For PyPTO's dual-AIV no-op replay to be legal end-to-end, valid_row = 0 must be a legitimate "this lane has no useful output" marker that PTOAS guarantees to lower to either no ISA emission or a hardware-side no-op.

Motivation / Use Case

Companion to hw-native-sys/pypto#1031 (a different but related odd-axis frontend issue) and hw-native-sys/pto-isa#143 (ISA-level Rv=0 no-op spec).

Concrete blocker: Qwen3-14B decode_layer.py cannot fuse online_softmax into fa_fused. fa_fused is SplitMode::None; the trim step ctx[0:Q_HEAD_BATCH=5, :] inside the mixed cube+vec spmd region runs fine in lane 0 (real work, dst v_row=5), but the lane-1 no-op replay rewrites the entire subview chain with valid_shape=0 on all tiles, producing:

// lane 1 replay (else-branch of the dual-AIV if)
%ctx = pto.alloc_tile addr = ... valid_row = %c0_index valid_col = %c0_index
      : !pto.tile_buf<loc=vec, dtype=f32, rows=16, cols=128, v_row=?, v_col=?, ...>
pto.trowexpanddiv ins(%oi, %li) outs(%ctx : ...)
%ctx_valid = pto.subview %ctx[%c0_index, %c0_index] sizes [5, 128]
           : !pto.tile_buf<..., rows=16, cols=128, v_row=?, v_col=?, ...>
          -> !pto.tile_buf<..., rows=5, cols=128, v_row=0, v_col=0, ...>

which fails verifier 10606 because dstValid[0]=0 ≠ expectedVRow=5. (Lane 0's matching subview has v_row=5, v_col=128 and passes the verifier — only the replay-rewritten lane-1 form is rejected.)

Empirical confirmation from a recent failed compile of decode_layer.py --max-seq --lm-head skip (fa_fused.pto):

$ grep "pto.subview" build_output/.../ptoas/fa_fused.pto
288:    %slice_view = ... -> v_row=5, v_col=128   ← lane 0, gp=0 (then-body)
382:    %211       = ... -> v_row=5, v_col=128   ← lane 0, gp=1 (then-body)
487:    %224       = ... -> v_row=0, v_col=0     ← lane 1 replay, gp=0 (else-body) — FAILS HERE
579:    %226       = ... -> v_row=0, v_col=0     ← lane 1 replay, gp=1 (else-body)

The same pattern blocks other fusions in the same file:

  • Fusing rope_kv_cache (5-row data + 11-row zero-pad assembles) into fa_fused
  • Fusing qk_norm (5-row reshape) into q_proj / k_proj / v_proj

Proposed Behavior

  1. Subview valid_row=0 acceptance: relax SubViewOp::verify (lines 10557 and 10606) so that an explicit valid_row = 0 (or valid_col = 0) constant operand is legal, and the result type's v_row (resp. v_col) being 0 is consistent with it.
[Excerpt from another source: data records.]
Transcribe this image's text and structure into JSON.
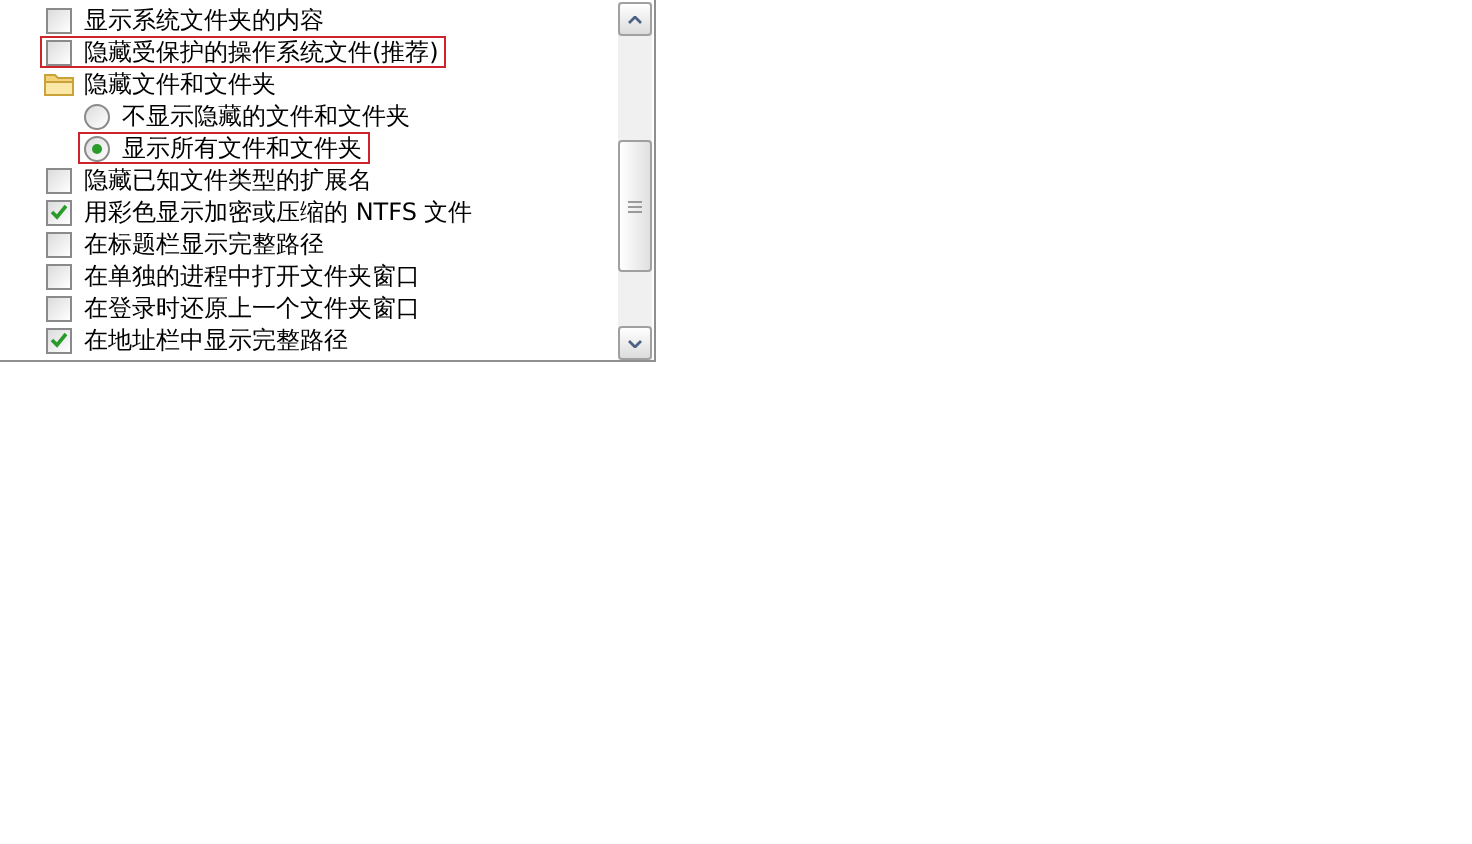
{
  "options": [
    {
      "kind": "checkbox",
      "label": "显示系统文件夹的内容",
      "checked": false,
      "highlighted": false
    },
    {
      "kind": "checkbox",
      "label": "隐藏受保护的操作系统文件(推荐)",
      "checked": false,
      "highlighted": true
    },
    {
      "kind": "folder",
      "label": "隐藏文件和文件夹",
      "children": [
        {
          "kind": "radio",
          "label": "不显示隐藏的文件和文件夹",
          "selected": false,
          "highlighted": false
        },
        {
          "kind": "radio",
          "label": "显示所有文件和文件夹",
          "selected": true,
          "highlighted": true
        }
      ]
    },
    {
      "kind": "checkbox",
      "label": "隐藏已知文件类型的扩展名",
      "checked": false,
      "highlighted": false
    },
    {
      "kind": "checkbox",
      "label": "用彩色显示加密或压缩的 NTFS 文件",
      "checked": true,
      "highlighted": false
    },
    {
      "kind": "checkbox",
      "label": "在标题栏显示完整路径",
      "checked": false,
      "highlighted": false
    },
    {
      "kind": "checkbox",
      "label": "在单独的进程中打开文件夹窗口",
      "checked": false,
      "highlighted": false
    },
    {
      "kind": "checkbox",
      "label": "在登录时还原上一个文件夹窗口",
      "checked": false,
      "highlighted": false
    },
    {
      "kind": "checkbox",
      "label": "在地址栏中显示完整路径",
      "checked": true,
      "highlighted": false
    }
  ]
}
Suggested rule:

    • if getValidRow() is a constant c, require c >= 0 and c <= sizeR, and require dstValid[0] == min(c, sizeR)
    • the no-op contract (item 3 below) is what makes c = 0 safe
  2. pad-physical + odd-valid tile shape: document that a tile may carry rows = even N and valid_row = odd K < N. Today AllocTileOp::verify does not reject this, but the contract is not spelled out. Make it explicit so PyPTO frontends can rely on it.

  3. Codegen no-op contract for valid_row=0: for any op whose destination has valid_row = 0 at codegen time (statically or runtime), PTOAS guarantees one of:

    • emit no ISA instruction for that op (preferred — works on all hardware), OR
    • emit a predicated ISA instruction that the hardware guarantees to no-op (requires hw-native-sys/pto-isa support, see companion issue)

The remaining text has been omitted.